A “Groundhog Day” for Us with Western History Galore + a Flock of Sprightly Kites
This past winter, during a trip to Florida to sail on some friends’ sailboat, I bought a membership at a museum—a membership that includes reciprocity at over a thousand other North American attractions and museums. This membership has proved to be a great investment. Not only has it paid for itself in various museum visits, it has also introduced me to places I would not otherwise have sought out. Yesterday, this membership introduced me to Galveston’s Bryan Museum.
For someone who grew up reading Laura Ingalls Wilder, Will James, and Frank Waters; for someone who spent lazy evenings in Tijuana looking at charro saddles with her dad; for someone who’s spent this year with James Donovan’s The Blood of Heroes and SC Gwynne’s Empire of the Summer Moon; well, the Bryan Museum is a “must stop” on the island. It certainly brought to life this Libbie Custer bio I’m reading (I’m nearing the end, and she’s battling controversies that linger about George Armstrong Custer’s last stand).

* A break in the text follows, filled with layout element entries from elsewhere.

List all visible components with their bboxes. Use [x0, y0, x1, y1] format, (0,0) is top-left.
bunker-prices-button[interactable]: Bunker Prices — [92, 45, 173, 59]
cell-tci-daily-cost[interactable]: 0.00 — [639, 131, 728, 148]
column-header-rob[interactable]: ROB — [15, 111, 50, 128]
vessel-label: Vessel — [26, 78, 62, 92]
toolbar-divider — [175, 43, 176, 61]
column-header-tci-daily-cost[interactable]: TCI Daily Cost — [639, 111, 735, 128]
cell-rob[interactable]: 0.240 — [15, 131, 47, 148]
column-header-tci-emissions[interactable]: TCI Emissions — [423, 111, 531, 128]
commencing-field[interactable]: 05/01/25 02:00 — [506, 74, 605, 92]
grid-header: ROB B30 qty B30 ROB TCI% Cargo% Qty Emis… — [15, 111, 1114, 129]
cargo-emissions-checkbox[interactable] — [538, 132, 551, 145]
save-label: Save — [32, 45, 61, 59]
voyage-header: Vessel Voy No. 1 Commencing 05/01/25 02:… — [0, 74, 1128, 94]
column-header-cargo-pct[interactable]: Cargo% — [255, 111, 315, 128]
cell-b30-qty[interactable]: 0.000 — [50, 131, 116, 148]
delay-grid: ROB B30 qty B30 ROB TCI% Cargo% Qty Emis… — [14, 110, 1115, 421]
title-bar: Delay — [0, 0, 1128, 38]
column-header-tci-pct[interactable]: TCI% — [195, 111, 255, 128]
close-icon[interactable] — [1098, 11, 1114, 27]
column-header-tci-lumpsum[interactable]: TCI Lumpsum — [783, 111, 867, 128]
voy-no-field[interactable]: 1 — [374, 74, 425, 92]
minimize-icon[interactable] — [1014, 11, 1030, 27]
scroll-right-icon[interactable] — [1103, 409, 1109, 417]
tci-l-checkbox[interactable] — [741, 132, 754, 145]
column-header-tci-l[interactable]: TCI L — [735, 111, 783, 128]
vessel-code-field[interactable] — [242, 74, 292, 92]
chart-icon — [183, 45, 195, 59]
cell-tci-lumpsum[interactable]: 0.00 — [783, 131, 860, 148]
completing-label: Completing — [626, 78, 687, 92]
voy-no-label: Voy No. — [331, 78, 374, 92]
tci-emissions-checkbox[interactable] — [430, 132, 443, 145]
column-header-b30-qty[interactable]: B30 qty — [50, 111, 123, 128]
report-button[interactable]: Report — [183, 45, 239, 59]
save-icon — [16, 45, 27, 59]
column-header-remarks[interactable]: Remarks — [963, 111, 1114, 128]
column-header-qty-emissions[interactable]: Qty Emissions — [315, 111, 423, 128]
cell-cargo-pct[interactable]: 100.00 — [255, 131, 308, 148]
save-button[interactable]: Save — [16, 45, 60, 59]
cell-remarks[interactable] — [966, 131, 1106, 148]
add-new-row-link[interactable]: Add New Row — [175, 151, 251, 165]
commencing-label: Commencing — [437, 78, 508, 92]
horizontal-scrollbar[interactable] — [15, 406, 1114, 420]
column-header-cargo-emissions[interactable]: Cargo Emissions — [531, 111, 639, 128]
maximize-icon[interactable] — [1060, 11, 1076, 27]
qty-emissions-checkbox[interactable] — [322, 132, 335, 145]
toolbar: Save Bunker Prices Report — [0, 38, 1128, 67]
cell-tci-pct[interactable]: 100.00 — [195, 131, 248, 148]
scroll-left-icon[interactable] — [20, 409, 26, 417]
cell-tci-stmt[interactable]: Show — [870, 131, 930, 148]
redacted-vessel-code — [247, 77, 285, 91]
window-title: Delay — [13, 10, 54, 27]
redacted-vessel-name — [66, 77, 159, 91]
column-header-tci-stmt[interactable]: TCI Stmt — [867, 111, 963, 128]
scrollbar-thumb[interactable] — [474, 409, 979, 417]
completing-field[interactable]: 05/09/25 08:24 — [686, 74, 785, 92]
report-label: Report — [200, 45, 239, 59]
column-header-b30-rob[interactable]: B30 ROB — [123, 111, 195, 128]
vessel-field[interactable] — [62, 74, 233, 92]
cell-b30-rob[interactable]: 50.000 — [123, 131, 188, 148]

The museum features Texas and Western history, artists like Albert Bierstadt (whose work Libbie C. apparently admired), even an Andy Warhol Custer from 1986. Buffalo Bill Cody (there’s a silver trowel he received) and Annie Oakley ride through. We ran into Bill Pickett again, the African-American bulldogger we “met” at the Fort Worth Stockyards. So many “familiar” faces.

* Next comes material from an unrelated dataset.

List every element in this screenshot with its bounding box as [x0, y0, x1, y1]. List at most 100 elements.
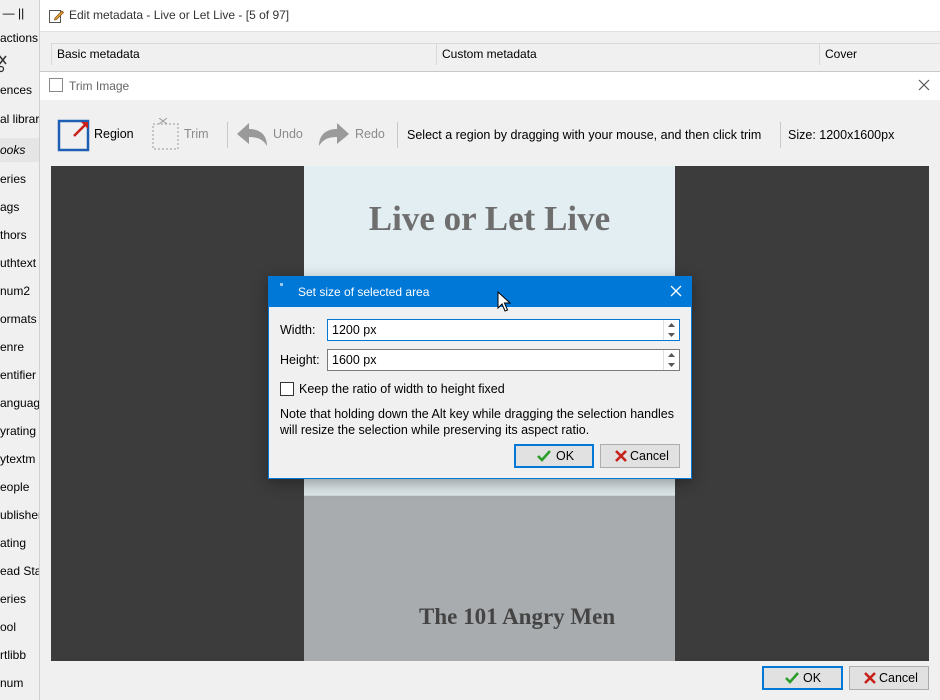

A brief saddle-making video that was part of a special exhibit took us back to the King Ranch saddle shop we wandered through when we visited the ranch in January while taking a short tour in the Pryde trailer. And a likely prisoner-made horsehair bridle brought to mind Tom Russell’s song “The Sky Above, the Mud Below.” (We enjoy country singer-songwriters!)
Even the building itself has a story. An orphanage from 1895 to 1984, it has survived the big storms, and now offers little visitors a really cool kids’ pirate cave to play in. In the courtyard, a museum store features numerous small-press books of local interest (the Bosun picked one up).
Interestingly, the museum includes discussion about capturing a West that’s gone. Over a hundred years ago, Libbie Custer noted the fall of the West she’d known with George Armstrong.
Overall, our visit was a big win. We also enjoyed the Strand, a visit to my favorite Galveston Bookshop, and several great beach and seawall walks, one of which gave the Boat Dog lovely views of a flock of giant kites: an octopus, a shark, flags, and more, all afloat in the sun that finally peeked out.
The day ranks as a “groundhog day”: one we’d gladly repeat over and over!